Toujours est-il qu’on y est allés et on a découvert que la vigie arrière n’était pas là. On y est allé et on voit notre matelot de 2e classe Robert Stewart, notre vigie arrière, dans l’eau à côté d’une lumière. Ce qui s’était passé c’est que la mer était très houleuse, il a été jeté par-dessus bord sur le côté. Il s’est levé pour une raison ou une autre et il a été jeté par-dessus bord du côté du navire. Au passage, il a arraché en l’agrippant la lanterne d’un radeau Carley [un type de radeau de sauvetage], qui se balançait de côté juste en-dessous de son poste de vigie arrière. À cause de la suie de la cheminée, la conduite était abîmée, elle s’est cassée et l’a accompagné dans sa chute. C’était le genre de lanterne alimentée par des éléments de pile C, et quand elle est tombée dans l’eau, elle est tombée toute droite, la lumière s’est allumée, il est resté près de la lumière et c’est cette lumière qu’on a vu, que le bateau du convoi a vu.
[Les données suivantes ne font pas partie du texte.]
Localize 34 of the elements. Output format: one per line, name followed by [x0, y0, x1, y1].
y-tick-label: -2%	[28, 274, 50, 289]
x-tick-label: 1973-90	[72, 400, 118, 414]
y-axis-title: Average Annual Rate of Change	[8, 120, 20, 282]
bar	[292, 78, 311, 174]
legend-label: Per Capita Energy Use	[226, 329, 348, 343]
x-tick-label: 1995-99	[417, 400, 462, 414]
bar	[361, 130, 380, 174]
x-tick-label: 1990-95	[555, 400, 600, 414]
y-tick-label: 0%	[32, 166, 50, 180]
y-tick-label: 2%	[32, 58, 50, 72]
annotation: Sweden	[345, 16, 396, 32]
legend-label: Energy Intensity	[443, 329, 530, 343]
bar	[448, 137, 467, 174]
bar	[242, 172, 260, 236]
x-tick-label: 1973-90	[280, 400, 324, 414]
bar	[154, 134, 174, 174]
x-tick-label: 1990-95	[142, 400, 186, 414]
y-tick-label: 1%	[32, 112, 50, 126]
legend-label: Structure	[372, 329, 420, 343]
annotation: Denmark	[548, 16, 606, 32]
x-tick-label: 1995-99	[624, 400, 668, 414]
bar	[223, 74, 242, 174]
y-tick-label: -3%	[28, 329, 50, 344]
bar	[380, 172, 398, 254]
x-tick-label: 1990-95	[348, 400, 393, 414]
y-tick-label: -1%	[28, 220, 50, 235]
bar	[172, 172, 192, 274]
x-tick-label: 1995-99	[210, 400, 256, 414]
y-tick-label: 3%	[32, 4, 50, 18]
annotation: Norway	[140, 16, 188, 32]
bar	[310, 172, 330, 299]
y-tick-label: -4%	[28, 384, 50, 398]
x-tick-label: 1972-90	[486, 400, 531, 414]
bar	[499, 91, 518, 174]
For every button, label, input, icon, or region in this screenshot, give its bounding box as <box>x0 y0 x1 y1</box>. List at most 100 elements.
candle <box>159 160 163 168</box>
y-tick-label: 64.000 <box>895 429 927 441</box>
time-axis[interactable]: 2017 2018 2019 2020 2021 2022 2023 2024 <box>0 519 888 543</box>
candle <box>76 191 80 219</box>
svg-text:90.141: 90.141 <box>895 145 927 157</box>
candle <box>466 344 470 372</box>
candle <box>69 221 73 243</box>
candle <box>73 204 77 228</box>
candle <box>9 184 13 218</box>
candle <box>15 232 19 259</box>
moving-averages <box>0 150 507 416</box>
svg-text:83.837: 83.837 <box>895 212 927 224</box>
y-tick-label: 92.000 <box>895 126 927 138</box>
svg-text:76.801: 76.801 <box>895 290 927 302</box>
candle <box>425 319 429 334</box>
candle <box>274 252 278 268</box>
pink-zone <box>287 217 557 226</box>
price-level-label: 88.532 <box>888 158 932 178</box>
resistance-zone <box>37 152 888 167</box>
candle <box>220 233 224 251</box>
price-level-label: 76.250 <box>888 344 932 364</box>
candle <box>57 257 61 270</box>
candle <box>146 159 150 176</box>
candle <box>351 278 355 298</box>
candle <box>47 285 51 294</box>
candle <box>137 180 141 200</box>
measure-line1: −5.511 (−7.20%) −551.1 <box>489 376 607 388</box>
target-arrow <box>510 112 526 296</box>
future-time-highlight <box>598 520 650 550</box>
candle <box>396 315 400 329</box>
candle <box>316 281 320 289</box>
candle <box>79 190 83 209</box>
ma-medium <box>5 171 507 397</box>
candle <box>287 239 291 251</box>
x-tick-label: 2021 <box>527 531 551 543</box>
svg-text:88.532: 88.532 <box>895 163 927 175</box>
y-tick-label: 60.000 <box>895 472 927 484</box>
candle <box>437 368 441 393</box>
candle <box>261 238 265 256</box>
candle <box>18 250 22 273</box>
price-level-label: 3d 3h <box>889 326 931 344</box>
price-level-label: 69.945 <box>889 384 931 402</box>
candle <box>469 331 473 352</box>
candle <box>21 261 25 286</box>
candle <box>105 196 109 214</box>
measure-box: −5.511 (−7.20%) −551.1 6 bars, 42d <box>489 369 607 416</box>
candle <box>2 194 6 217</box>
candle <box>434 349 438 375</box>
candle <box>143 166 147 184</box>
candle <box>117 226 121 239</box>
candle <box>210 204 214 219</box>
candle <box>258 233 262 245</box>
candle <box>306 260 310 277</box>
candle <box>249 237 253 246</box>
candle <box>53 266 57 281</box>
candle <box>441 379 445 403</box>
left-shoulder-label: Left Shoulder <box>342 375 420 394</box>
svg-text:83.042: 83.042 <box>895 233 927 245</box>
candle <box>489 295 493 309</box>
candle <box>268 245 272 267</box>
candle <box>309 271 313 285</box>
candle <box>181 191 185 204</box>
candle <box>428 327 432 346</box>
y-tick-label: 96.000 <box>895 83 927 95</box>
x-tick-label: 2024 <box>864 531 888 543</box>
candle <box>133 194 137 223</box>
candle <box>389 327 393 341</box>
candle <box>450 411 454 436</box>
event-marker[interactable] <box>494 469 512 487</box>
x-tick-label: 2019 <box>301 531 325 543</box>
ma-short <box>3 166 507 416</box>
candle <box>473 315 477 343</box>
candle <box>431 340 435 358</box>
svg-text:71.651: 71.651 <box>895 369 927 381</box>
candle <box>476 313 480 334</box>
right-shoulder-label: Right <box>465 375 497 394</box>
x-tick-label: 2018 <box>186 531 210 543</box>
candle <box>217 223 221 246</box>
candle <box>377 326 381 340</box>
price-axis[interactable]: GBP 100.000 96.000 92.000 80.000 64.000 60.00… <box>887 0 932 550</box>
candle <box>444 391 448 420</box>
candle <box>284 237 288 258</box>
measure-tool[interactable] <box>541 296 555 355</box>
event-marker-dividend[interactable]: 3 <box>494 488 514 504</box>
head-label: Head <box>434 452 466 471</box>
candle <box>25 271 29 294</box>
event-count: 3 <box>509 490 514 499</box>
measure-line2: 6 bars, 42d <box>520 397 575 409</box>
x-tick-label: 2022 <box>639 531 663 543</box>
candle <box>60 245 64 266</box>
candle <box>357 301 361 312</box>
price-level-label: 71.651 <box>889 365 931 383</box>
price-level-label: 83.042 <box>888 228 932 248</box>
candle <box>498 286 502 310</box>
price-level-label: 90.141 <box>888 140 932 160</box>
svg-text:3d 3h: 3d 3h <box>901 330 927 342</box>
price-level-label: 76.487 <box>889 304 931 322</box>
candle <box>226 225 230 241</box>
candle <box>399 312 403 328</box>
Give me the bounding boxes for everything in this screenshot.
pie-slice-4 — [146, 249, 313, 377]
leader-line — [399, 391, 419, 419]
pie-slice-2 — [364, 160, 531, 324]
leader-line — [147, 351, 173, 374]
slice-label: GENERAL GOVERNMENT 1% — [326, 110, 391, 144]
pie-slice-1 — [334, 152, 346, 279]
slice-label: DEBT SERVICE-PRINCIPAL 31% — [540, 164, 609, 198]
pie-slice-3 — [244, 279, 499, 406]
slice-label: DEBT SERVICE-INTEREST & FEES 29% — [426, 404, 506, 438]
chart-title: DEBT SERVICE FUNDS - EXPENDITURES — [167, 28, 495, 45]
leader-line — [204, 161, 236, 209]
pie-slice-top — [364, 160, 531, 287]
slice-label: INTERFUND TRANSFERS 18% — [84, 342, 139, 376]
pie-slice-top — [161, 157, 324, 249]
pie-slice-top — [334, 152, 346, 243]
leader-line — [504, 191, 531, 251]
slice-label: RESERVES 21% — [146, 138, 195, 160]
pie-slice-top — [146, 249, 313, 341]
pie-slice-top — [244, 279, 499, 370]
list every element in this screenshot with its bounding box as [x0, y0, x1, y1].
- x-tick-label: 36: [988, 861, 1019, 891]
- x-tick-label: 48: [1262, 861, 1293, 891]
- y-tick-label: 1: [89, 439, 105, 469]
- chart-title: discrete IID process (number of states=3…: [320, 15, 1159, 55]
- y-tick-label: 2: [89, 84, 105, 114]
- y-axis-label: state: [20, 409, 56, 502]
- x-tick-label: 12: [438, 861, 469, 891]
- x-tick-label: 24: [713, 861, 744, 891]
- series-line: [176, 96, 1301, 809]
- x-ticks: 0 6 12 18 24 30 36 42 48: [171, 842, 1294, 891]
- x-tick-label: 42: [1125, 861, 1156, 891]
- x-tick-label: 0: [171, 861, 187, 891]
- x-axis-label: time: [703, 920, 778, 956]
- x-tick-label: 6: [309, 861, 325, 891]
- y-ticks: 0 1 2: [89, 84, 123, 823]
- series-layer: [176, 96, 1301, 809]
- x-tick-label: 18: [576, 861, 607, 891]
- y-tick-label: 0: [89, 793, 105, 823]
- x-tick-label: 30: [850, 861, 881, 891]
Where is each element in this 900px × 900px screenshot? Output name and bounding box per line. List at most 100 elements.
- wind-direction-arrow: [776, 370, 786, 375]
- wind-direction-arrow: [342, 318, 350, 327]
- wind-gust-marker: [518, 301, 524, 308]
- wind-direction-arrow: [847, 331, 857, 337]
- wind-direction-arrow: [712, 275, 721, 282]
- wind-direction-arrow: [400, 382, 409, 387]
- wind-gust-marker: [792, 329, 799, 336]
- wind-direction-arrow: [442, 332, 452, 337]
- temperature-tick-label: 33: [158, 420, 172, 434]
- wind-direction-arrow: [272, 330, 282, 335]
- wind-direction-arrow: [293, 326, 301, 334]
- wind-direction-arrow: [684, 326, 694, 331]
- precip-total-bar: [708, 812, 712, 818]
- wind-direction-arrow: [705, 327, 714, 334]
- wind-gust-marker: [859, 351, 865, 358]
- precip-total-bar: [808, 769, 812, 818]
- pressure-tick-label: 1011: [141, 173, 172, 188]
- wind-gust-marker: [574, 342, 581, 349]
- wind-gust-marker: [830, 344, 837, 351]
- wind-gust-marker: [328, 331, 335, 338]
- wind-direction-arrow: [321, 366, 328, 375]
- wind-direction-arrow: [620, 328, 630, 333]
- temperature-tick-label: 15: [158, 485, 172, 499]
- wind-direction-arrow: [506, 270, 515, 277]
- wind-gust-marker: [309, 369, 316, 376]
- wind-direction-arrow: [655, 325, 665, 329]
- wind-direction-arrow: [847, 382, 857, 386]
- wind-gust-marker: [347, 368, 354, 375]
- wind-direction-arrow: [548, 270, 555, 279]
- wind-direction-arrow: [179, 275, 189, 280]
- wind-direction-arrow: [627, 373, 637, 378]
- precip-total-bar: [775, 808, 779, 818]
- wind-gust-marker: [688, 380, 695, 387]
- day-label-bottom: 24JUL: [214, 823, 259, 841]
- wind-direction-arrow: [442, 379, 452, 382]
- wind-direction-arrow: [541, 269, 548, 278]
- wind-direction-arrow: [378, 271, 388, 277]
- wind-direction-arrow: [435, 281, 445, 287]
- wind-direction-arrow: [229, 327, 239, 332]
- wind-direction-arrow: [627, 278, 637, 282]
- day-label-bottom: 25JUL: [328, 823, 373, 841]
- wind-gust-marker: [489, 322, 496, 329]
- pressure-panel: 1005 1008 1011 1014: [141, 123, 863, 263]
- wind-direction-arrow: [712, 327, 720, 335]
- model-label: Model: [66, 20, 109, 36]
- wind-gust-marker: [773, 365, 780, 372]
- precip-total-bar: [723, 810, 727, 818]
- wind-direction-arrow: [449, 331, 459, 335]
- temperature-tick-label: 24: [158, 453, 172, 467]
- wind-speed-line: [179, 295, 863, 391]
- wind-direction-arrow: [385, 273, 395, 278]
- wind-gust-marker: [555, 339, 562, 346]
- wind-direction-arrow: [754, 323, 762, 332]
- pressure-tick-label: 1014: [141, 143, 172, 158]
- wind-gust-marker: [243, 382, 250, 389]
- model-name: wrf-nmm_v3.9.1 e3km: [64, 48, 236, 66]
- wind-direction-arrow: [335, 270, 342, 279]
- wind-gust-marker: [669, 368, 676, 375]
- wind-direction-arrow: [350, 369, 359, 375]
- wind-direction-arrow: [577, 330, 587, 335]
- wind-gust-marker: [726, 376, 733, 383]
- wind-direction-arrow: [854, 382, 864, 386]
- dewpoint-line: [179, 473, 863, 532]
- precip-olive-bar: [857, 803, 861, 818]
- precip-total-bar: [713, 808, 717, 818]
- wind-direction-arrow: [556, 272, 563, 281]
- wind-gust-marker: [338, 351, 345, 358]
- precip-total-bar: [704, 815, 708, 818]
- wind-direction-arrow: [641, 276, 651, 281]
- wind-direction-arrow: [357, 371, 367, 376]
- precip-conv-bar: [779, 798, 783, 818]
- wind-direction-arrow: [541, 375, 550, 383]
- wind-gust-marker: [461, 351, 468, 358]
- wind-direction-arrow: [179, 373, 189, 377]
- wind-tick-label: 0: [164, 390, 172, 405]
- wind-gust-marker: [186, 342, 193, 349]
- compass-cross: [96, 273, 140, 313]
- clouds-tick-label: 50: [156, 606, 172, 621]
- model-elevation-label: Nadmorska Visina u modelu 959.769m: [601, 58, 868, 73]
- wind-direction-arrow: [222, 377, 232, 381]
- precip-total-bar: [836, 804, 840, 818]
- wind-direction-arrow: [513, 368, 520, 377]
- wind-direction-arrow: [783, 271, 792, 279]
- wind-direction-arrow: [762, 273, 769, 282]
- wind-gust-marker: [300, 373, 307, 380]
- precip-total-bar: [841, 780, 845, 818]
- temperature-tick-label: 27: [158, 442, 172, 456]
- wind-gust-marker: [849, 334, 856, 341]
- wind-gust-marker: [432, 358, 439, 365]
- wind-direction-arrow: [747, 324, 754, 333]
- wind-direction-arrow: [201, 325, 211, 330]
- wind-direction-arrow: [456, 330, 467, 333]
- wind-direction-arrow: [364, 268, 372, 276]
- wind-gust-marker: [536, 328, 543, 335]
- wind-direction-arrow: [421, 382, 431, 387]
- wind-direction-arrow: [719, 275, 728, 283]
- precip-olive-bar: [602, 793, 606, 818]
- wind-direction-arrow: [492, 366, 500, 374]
On est allés vers lui, le capitaine nous a rapproché jusqu’à 30 pieds [9 m] de lui et on a regardé en bas et à ce moment-là il était en train de couler. Il est revenu à la surface et ensuite il a coulé. Ensuite, je ne sais comment, je me suis retrouvé dans l’eau. Je me suis souvenu de mon entraînement, du matelot de 1er classe qui nous formait quand on faisait le cours pour les aspirants officiers et qui disait : « un officier veille toujours sur ses matelots ». Et je ne sais pas ce qui s’est passé, mais je me suis souvenu de ce commentaire qu’il avait fait à l’époque et ça m’a inspiré. En tout cas, je me suis retrouvé à l’eau à côté de lui et je l’ai eu, j’ai réussi à le faire remonter à la surface. Il portait un Duffle coat. J’avais enlevé mon manteau et j’avais plus de liberté de mouvement.
En tout cas, ils nous ont lancé une corde et j’ai attrapé la corde et on était suspendus du côté du bateau et on roulait, on se cognait contre la quille de roulis à bâbord du navire mais ça ne faisait pas mal. Il était en mauvais état et j’ai aussi été malmené. Ils ont descendu un radeau Carley et ils ont finalement réussi à nous faire monter à bord. On l’a emmené à l’infirmerie et quand on est arrivés dans un port, il a été emmené à l’hôpital où il a passé plusieurs semaines pour se rétablir. Je m’en suis mieux tiré que lui, encore que apparemment je me suis évanoui quand on est remontés sur le bateau parce que j’ai repris connaissance dans la baignoire des officiers avec mon capitaine, « Skinny »Hayes, qui me versait du rhum au fond de la gorge. Avant cela je ne buvais jamais mais peu après ça, je suis devenu un buveur.